Saturday 19 February 2011

Missing out on Maps

Geological maps are hypnotic and beautiful creations, which happen to be practical – particularly in communicating geosciences. a while ago I joined a couple of fellow students in a windy tent in a muddy field as part of my university’s ‘outreach’ programme, the table was coated in rocks from the local region, but what got the most attention? The piece of paper – a map. People seemed to love seeing what their house was built on, see why their granddads house had sandy soil while theirs was clay... it was practical and interesting.  It related directly to their life, not a convoluted way of how a fossil lived.

The BGS provide a variety of mapping data to the public for free, at pretty decent resolution – fairly similar to that of published maps, via a service called ‘Open-Geoscience’

http://maps.bgs.ac.uk/geologyviewer_google/googleviewer.html - which, as part of the BGS as whole is according to Alexa the 17,674th most visited site in the UK –  not overly impressive as a whole.

This is what is under people’s houses – so why isn’t this data used and looked more in daily life? How awesome would it be to have geological maps displayed in empty shop windows? Wouldn’t this inspire interest in the geosciences? There are few other countries that make such data available so easily – why aren’t the public embracing it?

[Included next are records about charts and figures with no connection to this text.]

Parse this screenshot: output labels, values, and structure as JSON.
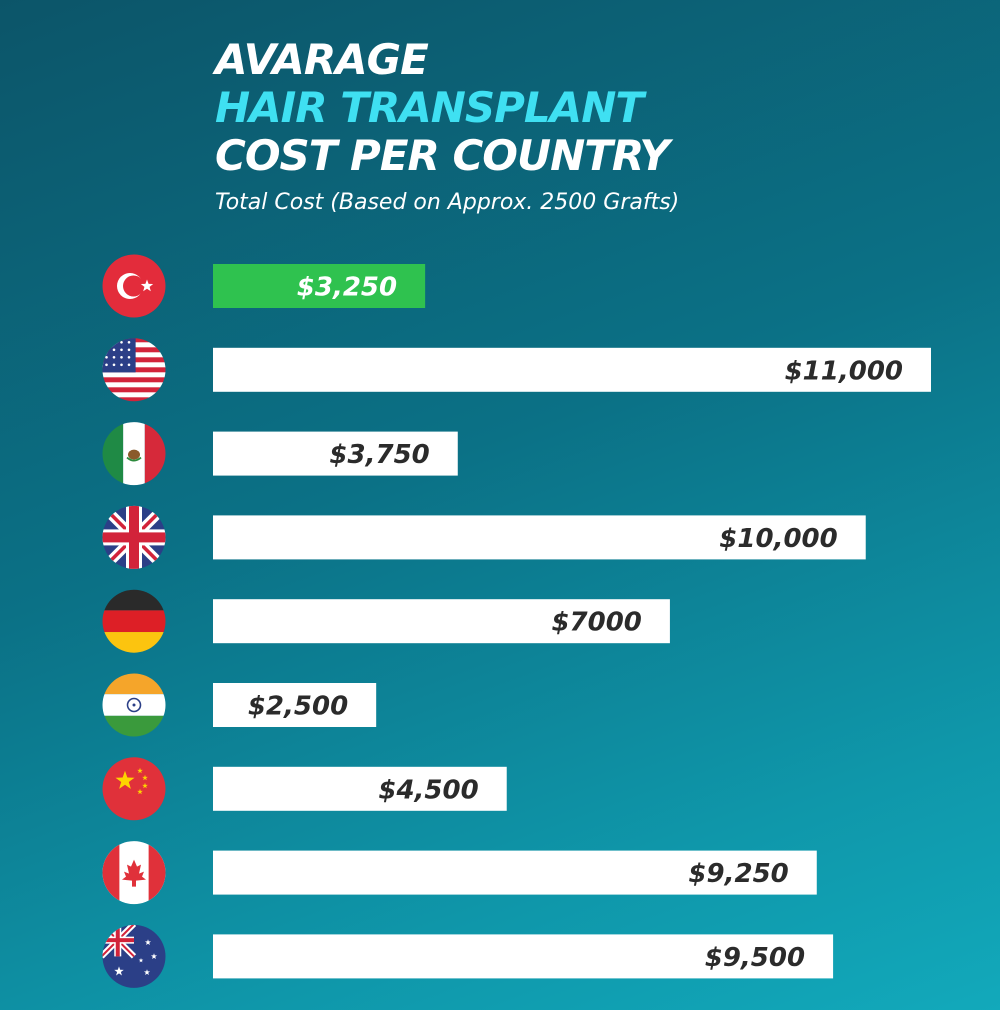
{
  "title": {
    "line1": "AVARAGE",
    "line2": "HAIR TRANSPLANT",
    "line3": "COST PER COUNTRY"
  },
  "subtitle": "Total Cost (Based on Approx. 2500 Grafts)",
  "colors": {
    "highlight_bar": "#2fc24f",
    "bar": "#ffffff",
    "label_dark": "#2b2b2b",
    "label_light": "#ffffff",
    "title_accent": "#3fe0f2"
  },
  "chart_data": {
    "type": "bar",
    "orientation": "horizontal",
    "categories": [
      "turkey-flag",
      "usa-flag",
      "mexico-flag",
      "uk-flag",
      "germany-flag",
      "india-flag",
      "china-flag",
      "canada-flag",
      "australia-flag"
    ],
    "values": [
      3250,
      11000,
      3750,
      10000,
      7000,
      2500,
      4500,
      9250,
      9500
    ],
    "labels": [
      "$3,250",
      "$11,000",
      "$3,750",
      "$10,000",
      "$7000",
      "$2,500",
      "$4,500",
      "$9,250",
      "$9,500"
    ],
    "highlight_index": 0,
    "xlim": [
      0,
      11000
    ],
    "grid": false,
    "legend": "none"
  }
}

Well, the first entry on a Google Search for ‘geological map’ is for the BGS, just not the brilliant resource above. It’s for a rather less useful mapping tool, a broad brush approach almost:


Which is nice, but gives rocks by ages, and at a countrywide scale, rather than what’s under someone’s lawn.  Instead, the 6th result, a BBC story on the accessible maps is the only way off Google to get to Open Geoscience – it is linked via the ‘make a map’ service . Alexa stats show the site has a bounce rate of 60% (i.e. 60% of people visit the site then move on) people aren’t interested in exploring the maze of the BGS; so they are missing out on a beautiful little gem sitting on the BGS site. Please BGS, help the public and get this great resource out there, easy to find onto Search Engines!